孤独死などで遺体が長時間放置された部屋は、死者の痕跡が残り悲惨な状態になる。それを原状回復させるのが、一般に特殊清掃人と呼ばれる人たちだ。長年、この仕事に従事し、昨年『事件現場清掃人 死と生を看取る者』(飛鳥新社)を上梓した高江洲(たかえす)敦氏に、孤独死した80代の女性について聞いた。 ***
一般的に誰にも看取られずひとりで亡くなることを孤独死という。だが、長い間特殊清掃に携わってきた高江洲氏に言わせれば、孤独死とは故人の死を誰ひとり偲ぶ人がいない状態のことだという。今回ご紹介するのは、その典型的なケースである。 「神奈川県にあるアパートの大家さんから依頼がありました。80代の女性がトイレの中で座ったままの状態で亡くなっていたそうです。

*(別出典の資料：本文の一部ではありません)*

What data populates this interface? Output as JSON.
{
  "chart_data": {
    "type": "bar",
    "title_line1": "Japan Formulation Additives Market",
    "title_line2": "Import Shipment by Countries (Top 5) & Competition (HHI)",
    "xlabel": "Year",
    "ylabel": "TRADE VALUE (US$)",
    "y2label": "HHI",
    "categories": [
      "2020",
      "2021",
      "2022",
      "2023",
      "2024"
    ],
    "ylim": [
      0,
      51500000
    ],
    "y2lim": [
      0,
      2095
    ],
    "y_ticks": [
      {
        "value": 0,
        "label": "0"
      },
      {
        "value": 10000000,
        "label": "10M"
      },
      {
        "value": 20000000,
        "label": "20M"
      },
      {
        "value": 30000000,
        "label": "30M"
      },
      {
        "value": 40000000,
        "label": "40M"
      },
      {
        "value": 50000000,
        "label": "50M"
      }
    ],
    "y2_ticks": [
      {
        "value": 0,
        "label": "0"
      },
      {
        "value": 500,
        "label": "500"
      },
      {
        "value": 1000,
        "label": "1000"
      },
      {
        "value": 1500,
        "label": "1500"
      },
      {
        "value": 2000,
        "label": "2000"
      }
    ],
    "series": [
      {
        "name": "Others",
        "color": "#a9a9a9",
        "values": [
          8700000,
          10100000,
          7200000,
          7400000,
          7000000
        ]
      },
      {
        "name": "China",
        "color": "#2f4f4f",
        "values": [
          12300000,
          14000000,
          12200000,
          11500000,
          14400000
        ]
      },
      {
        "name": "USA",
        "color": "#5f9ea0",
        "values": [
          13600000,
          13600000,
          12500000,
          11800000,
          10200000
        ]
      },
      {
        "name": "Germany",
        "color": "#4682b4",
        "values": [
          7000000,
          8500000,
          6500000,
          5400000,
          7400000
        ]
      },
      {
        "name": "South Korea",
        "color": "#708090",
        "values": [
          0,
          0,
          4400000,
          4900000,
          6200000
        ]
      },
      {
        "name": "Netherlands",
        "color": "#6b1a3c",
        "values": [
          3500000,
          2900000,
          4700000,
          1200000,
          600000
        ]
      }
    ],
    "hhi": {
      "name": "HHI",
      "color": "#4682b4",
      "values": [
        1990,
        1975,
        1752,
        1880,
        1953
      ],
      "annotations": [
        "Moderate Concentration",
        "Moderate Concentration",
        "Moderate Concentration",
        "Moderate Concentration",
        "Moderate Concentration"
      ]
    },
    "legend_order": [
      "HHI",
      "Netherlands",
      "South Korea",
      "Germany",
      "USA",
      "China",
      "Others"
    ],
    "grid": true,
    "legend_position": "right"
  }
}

死後2週間経って発見されたといいます」 と語るのは、高江洲氏。 「ところが、この女性の遺族が見つからず、大家さんは困っているという話でした」 高江洲氏は早速、現場へ出かけた。
石膏のマリア像
「出迎えてくれた大家さんは、人当たりのいい優しい人でした。日頃からみかんやりんごなどを入れた袋をアパートの部屋のドアノブに掛けておくなど、住人に気をつかっていたそうです。ところが亡くなった女性からは、『そういうものはいらないからやめてほしい』と言われたこともあり、付き合いもほとんどなかったそうです。女性は、人との関わりを絶って生きていたようです」 アパートの間取りは6畳と4畳半の2Kだった。 「玄関を開けると、すぐ右手にあるトイレから人間の腐敗臭が漂ってきました。トイレの床は、一面に体液が広がっていました」 高江洲氏は、6畳の和室に通じる襖を開けた時、思わず「あっ」と声をあげたという。 「畳の上にマリア像が置いてあったのです。あたかも赤ん坊を見下ろすように、首を傾げていました。石膏で作られた白い像で、高さは40センチほどでした。そして壁にも、同じマリア像のポストカードが飾ってありました」 部屋はきれいに整頓されてあったという。 「最小限の荷物しかなく、質素な暮らしぶりがうかがえました。マリア像があったのでクリスチャンかと思いましたが、聖書やキリスト教に関連する書籍や書類は一切ありませんでした。キリスト教に傾倒しているようには思えませんでした」 高江洲氏は、改めてマリア像を見てみた。